It was very potent, and for one moment he thought the top of his head was about to blast off and disappear into outer space like one of Mr. H. G. Wells’s rockets to the moon. Then he felt a comforting glow spreading through his veins.
He gave the anxious Mr. Jones a nod of approval.
“Excellent stuff! Excellent,” said Lord Gerald. And, “Have some more, m’lud,” said the much gratified farmer.
* * *
Alicia was sitting discussing the ball with Peter Paster and Ginny Bloggs some time later that dismal and wet day, when Harvey came in and announced that Lord Gerald wished to have a word with Miss Benson. Alicia and Ginny looked around in surprise at the butler and Peter said, “Tell him to come in here, Harvey.”
“His lordship is most insistent that he sees Miss Benson privately.”
“I’ll go,” said Alicia, getting hurriedly to her feet. “One of our friends might be ill.”
She went hurriedly from the room. After a few minutes’ silence while Ginny stitched and Peter gazed at the fire, he suddenly said, “Look, Ginny, I don’t like the idea of Alicia being alone with Gerald. He was rather sweet on her, you know.”
Ginny put down her sewing. “If it will make you feel any better,” she said, “I’ll go along and see what’s happening.”
“Thanks most frightfully,” said Peter. “I would go myself, but you must admit, the situation is pretty delicate.”
Harvey met Ginny in the hall, and in answer to her question, said that he had put Lord Gerald and Miss Alicia in the morning room, because there was a fire there and his lordship had looked soaked to the skin.
Ginny followed a trail of small puddles to the morning room and opened the door. Then she stood very still.
Lord Gerald de Fremney was down on one knee, proposing marriage to Miss Alicia Benson.
Alicia heard a small gasp from the doorway and turned gratefully. “Oh, poor Gerald,” she cried to Ginny. “What am I to do? You tell him, Ginny.” And with that, she ran from the room, leaving Ginny standing looking down at a very wet, very embarrassed, very bedraggled, and very drunk Lord Gerald.

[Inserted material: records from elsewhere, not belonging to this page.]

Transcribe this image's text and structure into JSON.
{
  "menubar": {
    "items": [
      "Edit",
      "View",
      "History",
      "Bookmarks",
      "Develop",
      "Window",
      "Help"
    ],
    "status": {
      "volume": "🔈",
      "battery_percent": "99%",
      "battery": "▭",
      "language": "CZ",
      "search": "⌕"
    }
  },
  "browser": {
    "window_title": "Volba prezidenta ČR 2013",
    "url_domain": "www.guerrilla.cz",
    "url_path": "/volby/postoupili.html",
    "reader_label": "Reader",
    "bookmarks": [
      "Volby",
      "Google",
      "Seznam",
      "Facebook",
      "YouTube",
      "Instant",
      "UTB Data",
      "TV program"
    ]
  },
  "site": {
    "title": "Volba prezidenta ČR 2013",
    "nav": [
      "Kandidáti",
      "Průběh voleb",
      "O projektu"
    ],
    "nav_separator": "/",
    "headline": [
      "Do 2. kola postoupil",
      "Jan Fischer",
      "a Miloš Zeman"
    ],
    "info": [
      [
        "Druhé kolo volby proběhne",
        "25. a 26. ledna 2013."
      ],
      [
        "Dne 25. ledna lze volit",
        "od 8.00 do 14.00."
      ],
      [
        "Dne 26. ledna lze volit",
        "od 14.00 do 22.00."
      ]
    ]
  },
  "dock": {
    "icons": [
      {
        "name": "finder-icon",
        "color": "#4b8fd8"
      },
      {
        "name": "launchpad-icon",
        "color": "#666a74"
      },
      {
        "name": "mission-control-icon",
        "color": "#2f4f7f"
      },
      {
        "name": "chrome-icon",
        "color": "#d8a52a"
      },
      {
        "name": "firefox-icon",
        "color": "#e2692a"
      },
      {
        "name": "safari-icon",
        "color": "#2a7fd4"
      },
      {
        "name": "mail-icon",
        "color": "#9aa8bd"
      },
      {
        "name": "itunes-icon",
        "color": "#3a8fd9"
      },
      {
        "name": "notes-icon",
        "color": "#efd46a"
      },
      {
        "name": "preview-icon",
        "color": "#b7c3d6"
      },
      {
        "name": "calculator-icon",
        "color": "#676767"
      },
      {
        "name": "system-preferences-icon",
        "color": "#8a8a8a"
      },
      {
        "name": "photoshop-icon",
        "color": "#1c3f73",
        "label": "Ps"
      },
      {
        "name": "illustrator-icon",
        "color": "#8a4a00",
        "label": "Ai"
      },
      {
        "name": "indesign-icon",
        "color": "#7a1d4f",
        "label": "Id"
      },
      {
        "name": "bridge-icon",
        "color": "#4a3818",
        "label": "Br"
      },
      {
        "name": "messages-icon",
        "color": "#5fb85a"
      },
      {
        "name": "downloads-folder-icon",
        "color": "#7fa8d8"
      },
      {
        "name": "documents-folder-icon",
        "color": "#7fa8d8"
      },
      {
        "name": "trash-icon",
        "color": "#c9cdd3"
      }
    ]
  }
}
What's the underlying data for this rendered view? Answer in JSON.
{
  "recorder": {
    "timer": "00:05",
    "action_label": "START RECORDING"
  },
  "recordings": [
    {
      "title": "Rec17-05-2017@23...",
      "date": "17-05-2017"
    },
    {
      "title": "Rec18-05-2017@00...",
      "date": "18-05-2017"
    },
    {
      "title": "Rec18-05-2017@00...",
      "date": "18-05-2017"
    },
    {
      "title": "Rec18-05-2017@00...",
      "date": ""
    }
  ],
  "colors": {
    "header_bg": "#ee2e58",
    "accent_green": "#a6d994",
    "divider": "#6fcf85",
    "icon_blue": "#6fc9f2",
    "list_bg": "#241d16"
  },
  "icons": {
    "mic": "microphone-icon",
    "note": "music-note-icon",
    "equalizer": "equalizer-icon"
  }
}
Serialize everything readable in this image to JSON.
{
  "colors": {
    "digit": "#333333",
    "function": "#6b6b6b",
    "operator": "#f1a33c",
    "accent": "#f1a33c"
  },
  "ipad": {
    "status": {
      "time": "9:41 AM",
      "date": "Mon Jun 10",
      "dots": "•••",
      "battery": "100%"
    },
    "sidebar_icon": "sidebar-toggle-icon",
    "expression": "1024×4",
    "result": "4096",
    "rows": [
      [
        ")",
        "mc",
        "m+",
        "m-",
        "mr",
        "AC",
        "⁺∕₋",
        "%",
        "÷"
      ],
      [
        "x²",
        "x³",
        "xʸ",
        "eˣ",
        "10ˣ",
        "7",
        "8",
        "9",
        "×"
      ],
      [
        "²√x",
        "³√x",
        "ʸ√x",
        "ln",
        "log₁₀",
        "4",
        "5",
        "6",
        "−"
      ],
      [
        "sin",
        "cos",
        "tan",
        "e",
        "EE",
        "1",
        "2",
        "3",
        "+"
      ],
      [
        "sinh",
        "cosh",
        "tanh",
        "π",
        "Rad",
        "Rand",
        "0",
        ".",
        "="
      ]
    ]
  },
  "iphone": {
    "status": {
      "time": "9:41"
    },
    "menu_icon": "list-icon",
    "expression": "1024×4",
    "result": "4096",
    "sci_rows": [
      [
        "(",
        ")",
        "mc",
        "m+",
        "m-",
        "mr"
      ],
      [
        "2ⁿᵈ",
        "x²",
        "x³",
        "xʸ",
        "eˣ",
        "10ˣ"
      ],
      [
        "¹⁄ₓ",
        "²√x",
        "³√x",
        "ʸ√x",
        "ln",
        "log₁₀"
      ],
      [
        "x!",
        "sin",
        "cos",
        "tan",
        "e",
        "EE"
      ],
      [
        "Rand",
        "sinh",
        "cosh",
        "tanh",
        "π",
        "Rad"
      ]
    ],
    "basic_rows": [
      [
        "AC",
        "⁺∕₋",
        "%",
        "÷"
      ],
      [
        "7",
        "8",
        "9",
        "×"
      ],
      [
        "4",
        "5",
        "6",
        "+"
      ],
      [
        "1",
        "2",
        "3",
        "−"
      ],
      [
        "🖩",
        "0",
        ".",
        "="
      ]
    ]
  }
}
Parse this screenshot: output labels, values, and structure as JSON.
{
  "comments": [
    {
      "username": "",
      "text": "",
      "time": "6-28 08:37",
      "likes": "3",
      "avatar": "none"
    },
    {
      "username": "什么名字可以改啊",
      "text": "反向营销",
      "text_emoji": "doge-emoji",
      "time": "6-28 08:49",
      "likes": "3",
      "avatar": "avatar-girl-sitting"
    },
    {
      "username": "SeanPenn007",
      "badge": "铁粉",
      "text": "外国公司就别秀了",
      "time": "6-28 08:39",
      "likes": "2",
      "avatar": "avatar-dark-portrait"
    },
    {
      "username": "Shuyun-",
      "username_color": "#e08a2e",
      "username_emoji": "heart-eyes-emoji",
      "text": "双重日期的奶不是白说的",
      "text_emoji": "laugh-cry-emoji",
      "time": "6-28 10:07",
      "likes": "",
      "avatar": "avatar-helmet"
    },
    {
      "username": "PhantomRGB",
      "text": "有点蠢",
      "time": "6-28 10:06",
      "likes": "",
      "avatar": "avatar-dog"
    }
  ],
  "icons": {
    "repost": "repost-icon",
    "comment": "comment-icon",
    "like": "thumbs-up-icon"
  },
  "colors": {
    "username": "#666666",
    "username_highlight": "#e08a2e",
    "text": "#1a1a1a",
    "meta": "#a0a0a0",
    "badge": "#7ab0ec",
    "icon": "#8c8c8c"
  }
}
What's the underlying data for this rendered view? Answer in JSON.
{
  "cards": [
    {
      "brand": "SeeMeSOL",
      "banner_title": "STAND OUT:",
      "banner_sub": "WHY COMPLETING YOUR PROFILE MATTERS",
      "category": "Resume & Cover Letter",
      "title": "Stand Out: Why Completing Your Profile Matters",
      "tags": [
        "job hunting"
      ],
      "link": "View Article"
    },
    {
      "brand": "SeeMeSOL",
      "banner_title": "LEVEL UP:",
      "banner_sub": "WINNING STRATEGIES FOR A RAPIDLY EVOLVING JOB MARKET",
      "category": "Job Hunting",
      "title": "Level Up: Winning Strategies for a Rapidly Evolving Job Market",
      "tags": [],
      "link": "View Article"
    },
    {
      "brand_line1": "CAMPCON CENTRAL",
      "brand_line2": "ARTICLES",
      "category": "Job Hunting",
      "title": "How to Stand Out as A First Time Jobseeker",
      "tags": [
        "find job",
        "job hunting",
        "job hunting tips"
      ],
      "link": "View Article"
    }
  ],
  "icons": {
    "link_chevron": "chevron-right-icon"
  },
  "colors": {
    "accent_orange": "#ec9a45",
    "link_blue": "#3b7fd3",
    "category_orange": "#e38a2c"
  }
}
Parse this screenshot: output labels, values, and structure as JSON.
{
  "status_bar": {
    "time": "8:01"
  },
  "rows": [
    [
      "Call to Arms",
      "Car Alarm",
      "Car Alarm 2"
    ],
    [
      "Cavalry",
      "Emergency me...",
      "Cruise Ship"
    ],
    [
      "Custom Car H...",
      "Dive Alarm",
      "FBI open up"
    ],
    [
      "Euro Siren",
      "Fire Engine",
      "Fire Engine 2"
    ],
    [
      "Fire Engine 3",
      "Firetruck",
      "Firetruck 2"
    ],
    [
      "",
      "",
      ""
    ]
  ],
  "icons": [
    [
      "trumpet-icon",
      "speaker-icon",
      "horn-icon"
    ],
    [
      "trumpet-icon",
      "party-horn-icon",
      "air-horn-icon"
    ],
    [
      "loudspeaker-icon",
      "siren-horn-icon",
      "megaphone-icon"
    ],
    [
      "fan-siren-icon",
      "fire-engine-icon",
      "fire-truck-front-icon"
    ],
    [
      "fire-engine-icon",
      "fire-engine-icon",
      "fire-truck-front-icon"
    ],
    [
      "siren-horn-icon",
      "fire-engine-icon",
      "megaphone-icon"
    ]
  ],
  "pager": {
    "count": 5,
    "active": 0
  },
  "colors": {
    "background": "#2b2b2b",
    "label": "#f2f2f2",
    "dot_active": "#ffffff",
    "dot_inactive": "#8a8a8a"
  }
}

“What the hell… ?” began Gerald.
“Well, really,” said Ginny. “It’s really too bad of you. Poor Alicia.”
Gerald got to his feet and stood swaying slightly. He felt angrier than he had ever been in his life. When he had left the Jones’s on a wave of blackberry brandy, it had seemed a splendid idea to propose to Alicia. Dear Alicia. Always so forthright, so sane. And now for some mad reason it was “poor Alicia.”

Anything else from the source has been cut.